Due to its extensive steps and trials, drug discovery is a long and expensive process. In the last decade, as also hard pressed by the COVID-19 pandemic, the screening process could be assisted with ...the advancement in computational technology including the application of Machine Learning. The classification task in Machine Learning has become one of the major approaches for drug discovery. Unfortunately, this practice uses discretized labels that might lead to the loss of quantitative properties that could be meaningful. Therefore, in this paper, we aim to compare various Machine Learning regression algorithms in predicting inhibitory bioactivity, specifically the IC50 value, with the SARS-CoV-2 Replicase Polyprotein 1ab as the target.

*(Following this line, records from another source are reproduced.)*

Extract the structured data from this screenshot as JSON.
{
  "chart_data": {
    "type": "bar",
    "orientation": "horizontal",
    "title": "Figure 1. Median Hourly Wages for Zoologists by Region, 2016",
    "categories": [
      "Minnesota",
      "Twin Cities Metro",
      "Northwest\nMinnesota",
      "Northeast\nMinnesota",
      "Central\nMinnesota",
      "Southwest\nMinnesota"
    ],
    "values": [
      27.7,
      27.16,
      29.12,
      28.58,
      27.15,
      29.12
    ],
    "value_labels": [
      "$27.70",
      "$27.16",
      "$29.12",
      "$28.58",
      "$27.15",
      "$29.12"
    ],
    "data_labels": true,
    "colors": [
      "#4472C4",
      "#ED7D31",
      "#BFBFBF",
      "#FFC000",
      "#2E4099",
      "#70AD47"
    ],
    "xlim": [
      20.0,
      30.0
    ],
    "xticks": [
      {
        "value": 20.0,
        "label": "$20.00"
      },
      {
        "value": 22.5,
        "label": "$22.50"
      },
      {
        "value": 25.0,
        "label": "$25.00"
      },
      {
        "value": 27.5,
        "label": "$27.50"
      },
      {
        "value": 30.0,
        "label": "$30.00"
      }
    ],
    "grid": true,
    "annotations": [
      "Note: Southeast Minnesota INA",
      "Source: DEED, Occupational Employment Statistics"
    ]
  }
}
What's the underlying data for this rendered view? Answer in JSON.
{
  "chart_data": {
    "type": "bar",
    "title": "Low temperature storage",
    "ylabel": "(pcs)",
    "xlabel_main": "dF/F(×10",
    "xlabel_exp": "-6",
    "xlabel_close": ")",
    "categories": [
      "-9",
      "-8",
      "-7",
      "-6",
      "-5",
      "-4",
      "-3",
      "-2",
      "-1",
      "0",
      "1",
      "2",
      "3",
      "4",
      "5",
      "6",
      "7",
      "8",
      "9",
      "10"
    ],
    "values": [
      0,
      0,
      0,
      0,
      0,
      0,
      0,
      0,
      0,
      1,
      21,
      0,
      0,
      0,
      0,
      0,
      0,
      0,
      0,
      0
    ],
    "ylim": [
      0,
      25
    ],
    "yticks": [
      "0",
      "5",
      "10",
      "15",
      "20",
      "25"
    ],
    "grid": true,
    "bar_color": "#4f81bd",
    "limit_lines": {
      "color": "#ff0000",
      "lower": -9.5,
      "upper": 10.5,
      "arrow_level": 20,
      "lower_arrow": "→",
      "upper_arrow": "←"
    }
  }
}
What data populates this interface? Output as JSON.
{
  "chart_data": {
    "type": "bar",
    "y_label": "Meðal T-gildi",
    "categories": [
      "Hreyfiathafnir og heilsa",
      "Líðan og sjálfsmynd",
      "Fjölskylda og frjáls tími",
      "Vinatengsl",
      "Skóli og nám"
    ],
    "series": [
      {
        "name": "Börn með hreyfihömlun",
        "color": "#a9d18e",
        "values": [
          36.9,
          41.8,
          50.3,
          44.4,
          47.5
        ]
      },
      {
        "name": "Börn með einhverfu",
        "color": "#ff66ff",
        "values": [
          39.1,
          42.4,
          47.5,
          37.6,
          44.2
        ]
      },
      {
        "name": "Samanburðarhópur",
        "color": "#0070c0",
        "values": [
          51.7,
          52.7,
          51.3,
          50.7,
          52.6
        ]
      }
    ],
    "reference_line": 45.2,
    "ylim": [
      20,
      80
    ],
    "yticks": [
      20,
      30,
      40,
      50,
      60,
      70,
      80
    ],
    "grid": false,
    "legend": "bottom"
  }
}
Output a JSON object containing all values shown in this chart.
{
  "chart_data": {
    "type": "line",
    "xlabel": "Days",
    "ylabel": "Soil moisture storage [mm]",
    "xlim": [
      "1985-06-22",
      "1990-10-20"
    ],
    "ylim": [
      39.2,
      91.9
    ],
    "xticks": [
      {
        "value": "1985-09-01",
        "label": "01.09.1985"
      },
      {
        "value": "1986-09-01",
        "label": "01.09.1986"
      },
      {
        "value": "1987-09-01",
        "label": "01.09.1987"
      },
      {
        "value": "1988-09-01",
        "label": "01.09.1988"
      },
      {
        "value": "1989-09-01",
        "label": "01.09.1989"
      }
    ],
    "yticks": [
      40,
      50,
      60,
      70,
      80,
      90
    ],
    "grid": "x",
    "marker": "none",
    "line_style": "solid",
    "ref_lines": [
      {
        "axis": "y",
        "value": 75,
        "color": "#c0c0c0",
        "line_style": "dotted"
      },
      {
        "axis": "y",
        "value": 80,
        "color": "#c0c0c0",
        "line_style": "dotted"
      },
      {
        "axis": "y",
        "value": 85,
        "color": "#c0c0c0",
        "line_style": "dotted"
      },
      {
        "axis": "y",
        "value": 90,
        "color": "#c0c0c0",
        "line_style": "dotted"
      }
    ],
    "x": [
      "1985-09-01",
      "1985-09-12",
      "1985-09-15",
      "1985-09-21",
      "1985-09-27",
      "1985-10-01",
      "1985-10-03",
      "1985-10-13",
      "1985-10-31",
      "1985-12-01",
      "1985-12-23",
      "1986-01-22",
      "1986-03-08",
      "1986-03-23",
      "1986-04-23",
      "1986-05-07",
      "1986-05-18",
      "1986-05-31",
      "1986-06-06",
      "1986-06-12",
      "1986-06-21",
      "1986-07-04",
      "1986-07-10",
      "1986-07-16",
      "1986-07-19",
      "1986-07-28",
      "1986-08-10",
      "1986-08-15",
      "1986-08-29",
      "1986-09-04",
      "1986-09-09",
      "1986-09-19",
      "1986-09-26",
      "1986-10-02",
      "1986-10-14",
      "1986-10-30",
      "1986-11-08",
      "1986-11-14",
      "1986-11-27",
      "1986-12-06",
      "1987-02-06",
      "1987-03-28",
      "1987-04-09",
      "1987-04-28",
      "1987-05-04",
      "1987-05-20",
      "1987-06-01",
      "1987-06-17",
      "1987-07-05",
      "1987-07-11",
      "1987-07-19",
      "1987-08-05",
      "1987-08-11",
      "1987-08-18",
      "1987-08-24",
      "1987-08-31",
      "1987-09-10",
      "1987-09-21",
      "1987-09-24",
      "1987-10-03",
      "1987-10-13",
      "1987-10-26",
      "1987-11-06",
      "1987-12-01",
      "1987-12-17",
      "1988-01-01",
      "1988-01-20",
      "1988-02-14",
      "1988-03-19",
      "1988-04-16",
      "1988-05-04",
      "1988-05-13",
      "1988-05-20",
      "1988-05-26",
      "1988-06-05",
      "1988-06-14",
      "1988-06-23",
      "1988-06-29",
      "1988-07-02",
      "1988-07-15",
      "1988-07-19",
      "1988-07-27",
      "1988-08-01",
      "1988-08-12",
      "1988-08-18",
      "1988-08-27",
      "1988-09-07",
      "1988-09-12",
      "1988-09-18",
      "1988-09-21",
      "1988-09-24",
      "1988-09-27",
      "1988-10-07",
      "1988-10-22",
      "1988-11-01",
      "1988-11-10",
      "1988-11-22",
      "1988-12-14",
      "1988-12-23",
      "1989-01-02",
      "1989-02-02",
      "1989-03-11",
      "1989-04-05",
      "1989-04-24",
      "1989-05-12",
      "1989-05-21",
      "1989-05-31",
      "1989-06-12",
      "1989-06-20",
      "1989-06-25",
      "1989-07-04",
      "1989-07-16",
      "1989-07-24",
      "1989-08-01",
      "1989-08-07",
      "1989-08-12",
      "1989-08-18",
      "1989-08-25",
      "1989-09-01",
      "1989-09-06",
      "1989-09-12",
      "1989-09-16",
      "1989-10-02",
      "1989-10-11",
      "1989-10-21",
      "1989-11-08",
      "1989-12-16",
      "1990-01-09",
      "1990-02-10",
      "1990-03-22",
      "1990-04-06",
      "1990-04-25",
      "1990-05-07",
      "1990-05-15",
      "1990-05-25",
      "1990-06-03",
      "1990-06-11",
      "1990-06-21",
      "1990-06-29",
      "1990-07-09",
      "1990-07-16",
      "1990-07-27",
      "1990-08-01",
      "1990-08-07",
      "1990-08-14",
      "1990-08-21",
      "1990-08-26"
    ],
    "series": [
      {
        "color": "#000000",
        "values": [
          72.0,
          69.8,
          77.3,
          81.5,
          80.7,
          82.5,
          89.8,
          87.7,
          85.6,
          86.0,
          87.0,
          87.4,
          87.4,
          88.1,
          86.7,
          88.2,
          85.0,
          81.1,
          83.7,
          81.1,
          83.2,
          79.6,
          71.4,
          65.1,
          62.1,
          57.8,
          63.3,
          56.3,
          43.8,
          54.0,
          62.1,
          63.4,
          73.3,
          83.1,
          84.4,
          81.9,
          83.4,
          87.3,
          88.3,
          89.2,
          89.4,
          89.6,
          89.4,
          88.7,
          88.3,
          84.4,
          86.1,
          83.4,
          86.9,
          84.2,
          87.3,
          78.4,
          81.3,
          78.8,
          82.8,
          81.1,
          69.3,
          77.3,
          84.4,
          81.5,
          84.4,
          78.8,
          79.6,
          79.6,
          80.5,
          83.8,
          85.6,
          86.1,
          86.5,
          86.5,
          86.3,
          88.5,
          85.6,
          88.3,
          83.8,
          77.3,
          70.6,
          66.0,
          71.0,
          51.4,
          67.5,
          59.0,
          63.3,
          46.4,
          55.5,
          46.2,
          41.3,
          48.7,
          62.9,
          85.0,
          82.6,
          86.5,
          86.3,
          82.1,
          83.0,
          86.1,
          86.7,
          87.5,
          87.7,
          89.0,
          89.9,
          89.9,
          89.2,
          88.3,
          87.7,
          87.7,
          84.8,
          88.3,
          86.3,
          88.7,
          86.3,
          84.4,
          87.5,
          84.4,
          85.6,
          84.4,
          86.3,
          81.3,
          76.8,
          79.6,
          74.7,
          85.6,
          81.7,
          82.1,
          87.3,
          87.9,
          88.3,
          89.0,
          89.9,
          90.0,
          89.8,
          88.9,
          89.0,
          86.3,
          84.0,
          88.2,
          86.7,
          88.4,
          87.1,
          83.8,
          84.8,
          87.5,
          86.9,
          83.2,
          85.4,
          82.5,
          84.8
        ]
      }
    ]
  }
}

With 1,138 non-duplicated data downloaded from the ChEMBL database that was engineered into four dataset variances, 42 regression algorithms were utilized for the prediction. We found that there are computational challenges to the use of regression algorithms in predicting bioactivity, for only a handful and a specific dataset variance that returned valid performance parameters upon testing. The three that yielded the highest counts of valid performance parameters are the Histogram Gradient Boosting Regressor (HGBR), Light Gradient Boosting Machine Regressor (LGBR), and Random Forest Regression (RFR). Further statistical analyses show that there is no significant difference between these three algorithms, except for the time taken for training and testing the model, where the LGBR excels. Therefore, these three algorithms should be primarily considered for the study with the same nature.